There’s no way around it other than just saying the words.

‘I think I might be pregnant,’ she tells him. ‘Again.’

He remains silent, a deep sense of worry building at the pit of his stomach. He can still feel the horrible distress he’d experienced two years earlier, on the night Achilles was born, when he thought that he might lose her.

‘No,’ he says.

She nods and the tears fall even more. Both of them know what this might mean. The consequences. The decisions that will have to be made. He wraps his arms around her.

‘I can’t …’ she begins, the words growing muffled as she buries her face in his chest.

‘I know,’ he says, feeling his own eyes begin to grow damp. ‘But if you are, then you are. And we will deal with it.’ He hesitates. He knows what he wants to say, what he needs to say, but isn’t sure whether it’s too soon to express such an idea. ‘I can’t lose you, Beverley. I won’t even run the risk.’

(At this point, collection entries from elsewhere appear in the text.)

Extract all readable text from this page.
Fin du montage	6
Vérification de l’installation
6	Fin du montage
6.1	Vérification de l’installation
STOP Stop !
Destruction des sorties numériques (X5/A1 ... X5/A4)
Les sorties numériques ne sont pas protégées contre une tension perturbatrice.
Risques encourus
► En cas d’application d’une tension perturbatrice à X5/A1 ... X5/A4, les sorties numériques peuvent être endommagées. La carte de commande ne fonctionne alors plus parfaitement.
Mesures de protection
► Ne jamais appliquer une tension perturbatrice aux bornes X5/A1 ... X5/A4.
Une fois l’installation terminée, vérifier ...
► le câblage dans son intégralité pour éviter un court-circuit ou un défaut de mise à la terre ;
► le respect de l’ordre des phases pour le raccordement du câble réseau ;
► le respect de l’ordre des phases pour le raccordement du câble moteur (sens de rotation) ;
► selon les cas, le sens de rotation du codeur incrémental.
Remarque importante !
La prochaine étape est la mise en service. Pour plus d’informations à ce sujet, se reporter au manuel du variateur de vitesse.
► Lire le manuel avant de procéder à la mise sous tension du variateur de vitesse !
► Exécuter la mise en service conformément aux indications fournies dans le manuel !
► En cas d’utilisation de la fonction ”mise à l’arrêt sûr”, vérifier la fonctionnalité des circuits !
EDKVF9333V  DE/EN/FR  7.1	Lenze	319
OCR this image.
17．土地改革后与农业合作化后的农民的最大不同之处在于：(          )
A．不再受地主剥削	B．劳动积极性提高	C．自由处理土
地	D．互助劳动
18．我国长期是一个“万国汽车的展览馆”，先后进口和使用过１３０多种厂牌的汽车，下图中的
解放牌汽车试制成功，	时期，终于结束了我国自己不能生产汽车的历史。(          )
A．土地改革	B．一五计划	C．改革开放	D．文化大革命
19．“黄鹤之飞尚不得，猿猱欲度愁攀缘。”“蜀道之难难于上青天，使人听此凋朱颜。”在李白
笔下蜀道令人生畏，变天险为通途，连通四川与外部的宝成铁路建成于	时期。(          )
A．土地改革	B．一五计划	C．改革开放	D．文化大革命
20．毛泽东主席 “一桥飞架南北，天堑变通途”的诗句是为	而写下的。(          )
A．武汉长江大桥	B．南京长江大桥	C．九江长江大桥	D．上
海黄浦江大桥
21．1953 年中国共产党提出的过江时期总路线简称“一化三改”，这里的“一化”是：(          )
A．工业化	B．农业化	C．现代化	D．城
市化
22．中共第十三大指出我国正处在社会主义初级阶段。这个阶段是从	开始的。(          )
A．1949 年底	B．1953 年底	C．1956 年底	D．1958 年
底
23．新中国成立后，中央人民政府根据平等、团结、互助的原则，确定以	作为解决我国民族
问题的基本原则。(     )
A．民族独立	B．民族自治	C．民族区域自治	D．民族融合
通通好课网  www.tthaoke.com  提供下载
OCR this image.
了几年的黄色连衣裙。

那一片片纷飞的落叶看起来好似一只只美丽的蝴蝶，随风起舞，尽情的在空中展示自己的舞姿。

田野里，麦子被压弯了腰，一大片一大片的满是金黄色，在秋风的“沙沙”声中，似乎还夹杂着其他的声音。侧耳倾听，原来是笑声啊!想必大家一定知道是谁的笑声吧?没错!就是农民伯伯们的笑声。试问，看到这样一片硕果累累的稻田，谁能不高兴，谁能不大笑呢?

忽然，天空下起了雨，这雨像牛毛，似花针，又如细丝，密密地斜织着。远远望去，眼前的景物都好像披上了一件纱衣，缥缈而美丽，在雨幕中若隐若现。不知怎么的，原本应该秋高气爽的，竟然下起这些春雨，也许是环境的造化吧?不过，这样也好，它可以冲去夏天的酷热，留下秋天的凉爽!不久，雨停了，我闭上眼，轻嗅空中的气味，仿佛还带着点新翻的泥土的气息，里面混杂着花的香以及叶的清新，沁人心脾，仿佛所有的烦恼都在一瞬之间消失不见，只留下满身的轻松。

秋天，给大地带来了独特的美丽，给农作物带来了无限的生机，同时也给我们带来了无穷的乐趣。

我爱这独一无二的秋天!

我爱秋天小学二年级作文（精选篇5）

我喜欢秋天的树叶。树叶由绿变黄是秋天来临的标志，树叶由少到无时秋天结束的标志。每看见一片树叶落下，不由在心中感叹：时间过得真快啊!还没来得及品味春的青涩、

She smiles at him, overwhelmed with love. He is such a good husband. Kind and understanding. She places a hand to her stomach, protective and fearful at the same time.

And at that precise moment, in San Francisco, a twenty-nine-year-old man named Jack Dorsey, having finished creating the operating system and website, tweets this:

@jack: “just setting up my twttr”

 

 

Tuesday

 

 

AIDAN DOESN’T EXIST


George Cleverley had had so many dealings with the firm of Arlo, Quill, Fitzgerald & Connolly over the years that he’d come to loathe the place. Even stepping out of the lift on to the third floor, where his solicitor’s office was located, gave him a nauseous feeling in the pit of his stomach, comparable only to the smell of chlorine, which took him back to the humiliating swimming lessons of his childhood.

And then there were all the accoutrements that came with such an expensive firm, each one designed to project the idea that you were relaxing in the lobby of a luxury hotel and not seeking help for a legal problem that was, most likely, going to bring extraordinary levels of stress crashing down upon your head. The sound of pan-pipe music, for example, delivering a bilious version of Abba’s ‘Money, Money, Money’. The ironic eighties sweets gathered in a bowl on the receptionist’s desk. The incongruous framed picture of Warren Beatty and Faye Dunaway being riddled with gunfire in the closing scenes of Bonnie & Clyde.

He glanced over at the young woman seated behind the reception desk, tapping away at her computer. He hadn’t met her before and was impressed by how she was resisting the urge to ask for a selfie. Office protocol, he expected. Drumming his fingers on the side of his chair, he sighed dramatically and waited for her to initiate a conversation. When she didn’t, he felt that he would pass out with boredom if he didn’t say something, so he cleared his throat as he turned in her direction.

‘No Aidan today?’ he asked.

‘I’m sorry?’ replied the woman, looking up.

‘I said, no Aidan today? The male receptionist. Is there a specific word for a male receptionist?’

‘Yes,’ said the woman.

‘Are you going to tell me what it is?’

‘It’s receptionist,’ she replied.

‘I see. Got it.’ He remained silent for a few moments, aware that he had been chastised, then slapped his left hand with his right, hoping to make her smile. Not even an acknowledgement. There was a time when the ladies loved this type of playful behaviour, but not any more. Only last week, he’d held a door open for a young female intern and she’d practically taken his head off for it, telling him that she was perfectly capable of gaining ingress into and egress from the office without the assistance of a man.

‘It’s strange, isn’t it,’ he mused aloud, ‘how the words for some occupations define the gender of the employee, while others don’t? Waiter and waitress, for example. Actor and actress. Tailor and dressmaker. Each one tells us whether it’s a man or a woman performing the job. But then there are others, like engineer or doctor or teacher, which tell us nothing at all. I wonder why that is.’